« Papa, maman, si je meurs vous l’aurez sur votre conscience »
Le mariage forcé est le fait de marier une personne contre sa volonté. Il s’agit d’un mariage arrangé où la famille impose le mariage à un enfant. Le jeudi 08 avril 2021, notre équipe de rédaction s’est rendue aux environs de 10h, à la Riviera Palmeraie, au domicile de madame Alima Fofana, secrétaire de direction dans une structure de la place, mariée et mère de deux enfants.
Dès l’âge de 13 ans, elle a été accordée en mariage à un vieil homme de 65 ans par le biais de ses oncles.
ER : Bonjour madame Alima. Dans votre enfance, vous avez été victime de mariage forcé. Pouvez-vous nous relater les faits ?
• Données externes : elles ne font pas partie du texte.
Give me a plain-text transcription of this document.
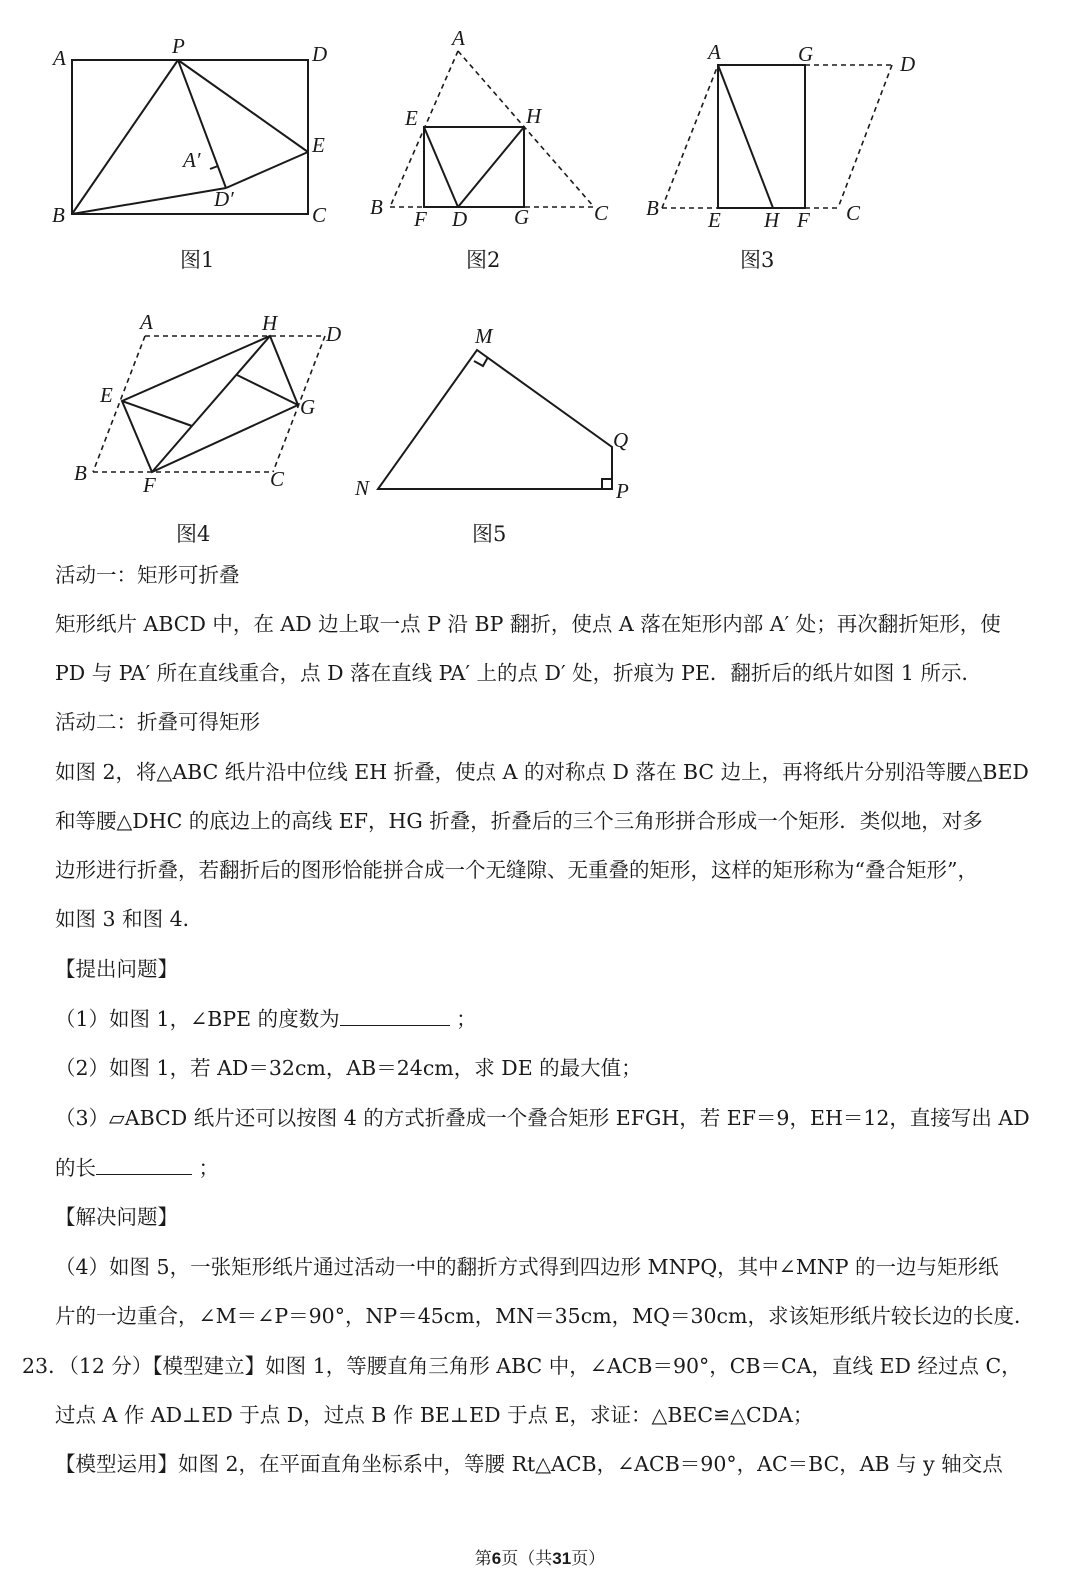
A	P	D
E
A′
D′
B	C
图1
A
E	H
B F D G	C
图2
A	G	D
B E H F C
图3
A	H D
E	G
B	F	C
图4
M
Q
N	P
图5
活动一：矩形可折叠
矩形纸片 ABCD 中，在 AD 边上取一点 P 沿 BP 翻折，使点 A 落在矩形内部 A′ 处；再次翻折矩形，使
PD 与 PA′ 所在直线重合，点 D 落在直线 PA′ 上的点 D′ 处，折痕为 PE．翻折后的纸片如图 1 所示．
活动二：折叠可得矩形
如图 2，将△ABC 纸片沿中位线 EH 折叠，使点 A 的对称点 D 落在 BC 边上，再将纸片分别沿等腰△BED
和等腰△DHC 的底边上的高线 EF，HG 折叠，折叠后的三个三角形拼合形成一个矩形．类似地，对多
边形进行折叠，若翻折后的图形恰能拼合成一个无缝隙、无重叠的矩形，这样的矩形称为“叠合矩形”，
如图 3 和图 4．
【提出问题】
（1）如图 1，∠BPE 的度数为	；
（2）如图 1，若 AD＝32cm，AB＝24cm，求 DE 的最大值；
（3）▱ABCD 纸片还可以按图 4 的方式折叠成一个叠合矩形 EFGH，若 EF＝9，EH＝12，直接写出 AD
的长	；
【解决问题】
（4）如图 5，一张矩形纸片通过活动一中的翻折方式得到四边形 MNPQ，其中∠MNP 的一边与矩形纸
片的一边重合，∠M＝∠P＝90°，NP＝45cm，MN＝35cm，MQ＝30cm，求该矩形纸片较长边的长度．
23．（12 分）【模型建立】如图 1，等腰直角三角形 ABC 中，∠ACB＝90°，CB＝CA，直线 ED 经过点 C，
过点 A 作 AD⊥ED 于点 D，过点 B 作 BE⊥ED 于点 E，求证：△BEC≌△CDA；
【模型运用】如图 2，在平面直角坐标系中，等腰 Rt△ACB，∠ACB＝90°，AC＝BC，AB 与 y 轴交点
第6页（共31页）
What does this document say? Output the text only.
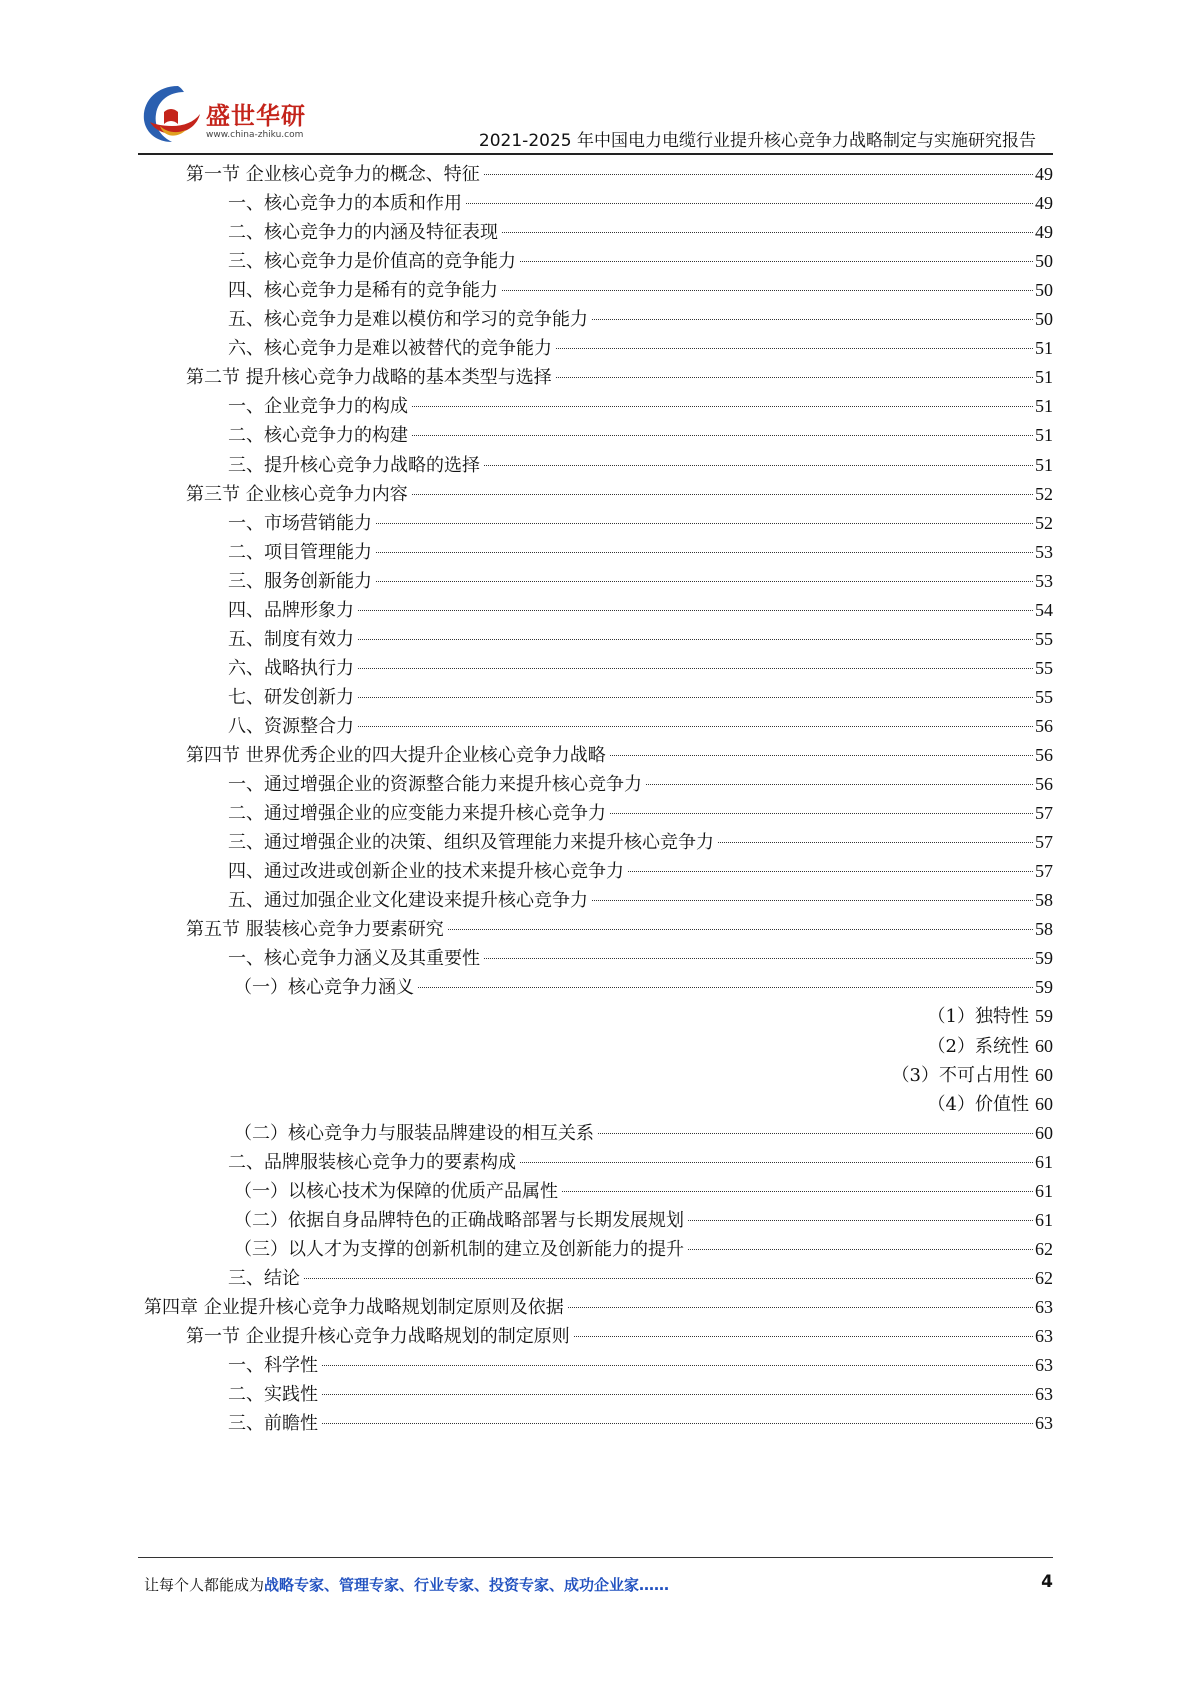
盛世华研
www.china-zhiku.com	2021-2025 年中国电力电缆行业提升核心竞争力战略制定与实施研究报告
第一节 企业核心竞争力的概念、特征	49
一、核心竞争力的本质和作用	49
二、核心竞争力的内涵及特征表现	49
三、核心竞争力是价值高的竞争能力	50
四、核心竞争力是稀有的竞争能力	50
五、核心竞争力是难以模仿和学习的竞争能力	50
六、核心竞争力是难以被替代的竞争能力	51
第二节 提升核心竞争力战略的基本类型与选择	51
一、企业竞争力的构成	51
二、核心竞争力的构建	51
三、提升核心竞争力战略的选择	51
第三节 企业核心竞争力内容	52
一、市场营销能力	52
二、项目管理能力	53
三、服务创新能力	53
四、品牌形象力	54
五、制度有效力	55
六、战略执行力	55
七、研发创新力	55
八、资源整合力	56
第四节 世界优秀企业的四大提升企业核心竞争力战略	56
一、通过增强企业的资源整合能力来提升核心竞争力	56
二、通过增强企业的应变能力来提升核心竞争力	57
三、通过增强企业的决策、组织及管理能力来提升核心竞争力	57
四、通过改进或创新企业的技术来提升核心竞争力	57
五、通过加强企业文化建设来提升核心竞争力	58
第五节 服装核心竞争力要素研究	58
一、核心竞争力涵义及其重要性	59
（一）核心竞争力涵义	59
（1）独特性 59
（2）系统性 60
（3）不可占用性 60
（4）价值性 60
（二）核心竞争力与服装品牌建设的相互关系	60
二、品牌服装核心竞争力的要素构成	61
（一）以核心技术为保障的优质产品属性	61
（二）依据自身品牌特色的正确战略部署与长期发展规划	61
（三）以人才为支撑的创新机制的建立及创新能力的提升	62
三、结论	62
第四章 企业提升核心竞争力战略规划制定原则及依据	63
第一节 企业提升核心竞争力战略规划的制定原则	63
一、科学性	63
二、实践性	63
三、前瞻性	63
让每个人都能成为战略专家、管理专家、行业专家、投资专家、成功企业家……	4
Madame Alima : Bonjour madame. Merci pour l’occasion que vous me donnez en ce jour. Je suis originaire de Korhogo, dans le nord de la Côte d’Ivoire. Dans notre culture, nous dépendons de nos oncles maternels, c’est le matriarcat. Et nos parents n’ont aucun droit sur nous. Quand les oncles voient un homme riche ou celui qui est capable de soutenir financièrement ou matériellement la famille, ils mettent tout en ouvre pour accorder une de leurs nièces en mariage à ce dernier. Cela fut mon cas. Etant petite, mon père ne cessait de m’apprécier. Je faisais plus que mon âge. C’est ainsi que mes oncles maternels ont résolu de m’accorder en mariage à un vieil homme riche de notre région. Ayant appris, j’ai commencé à agir violemment en paroles envers mes parents. J’ai eu à dire à mes parents que si cette situation persiste, j’irais me jeter à l’eau pour mettre fin à ma vie. Papa, maman vous l’aurez sur votre conscience.
E.R : Quelle a été votre réaction vis-à-vis de vos oncles ?
Madame Alima : Face à mes oncles, vu mon âge, je n’avais aucun mot à dire. Je voyais ma liberté bafouée. Il m’est arrivé de les qualifier d’inhumain en toute sincérité. Au fond de moi je me disais qu’ils ne voulaient pas me voir grandir et réussir dans la vie. Quand ils viennent nous rendre visite en famille, mon attitude n’était pas favorable même si le respect y régnait.
E.R : Comment vous vous sentez 17 ans après ? Et quels conseils pouvez-vous donner à vos jeunes sœurs qui se retrouvent dans cette situation aujourd’hui ?
Madame Alima : 17 ans après cette affaire, je me sens bien car j’ai lutté pour ne pas tomber dans leur jeu. Je ne voulais pas de ce mariage forcé. Actuellement, je me sens libre, capable de décider de ma vie. Je suis responsable de ma vie. La preuve en est que je me suis mariée à l’âge de 25 ans avec celui que mon cœur a choisi. Aujourd’hui, je suis mère de deux petites filles adorables.
En 21ème siècle, je voudrais dire à mes jeunes sœurs qui vivent cela dans leur culture de s’accrocher à Dieu quelle que soit leur religion. En mettant notre confiance en lui, il est capable de créer une situation dans le but de nous tirer d’affaires. Une autre chose aussi est de nous ouvrir à des personnes extérieures qui pourront mieux nous guider et nous aider en ce sens. Avec les expériences des uns et des autres, nous devenons capables de sauver des vies et de venir en aide à toutes ces femmes et jeunes filles qui subissent encore le martyre à cause se ce phénomène.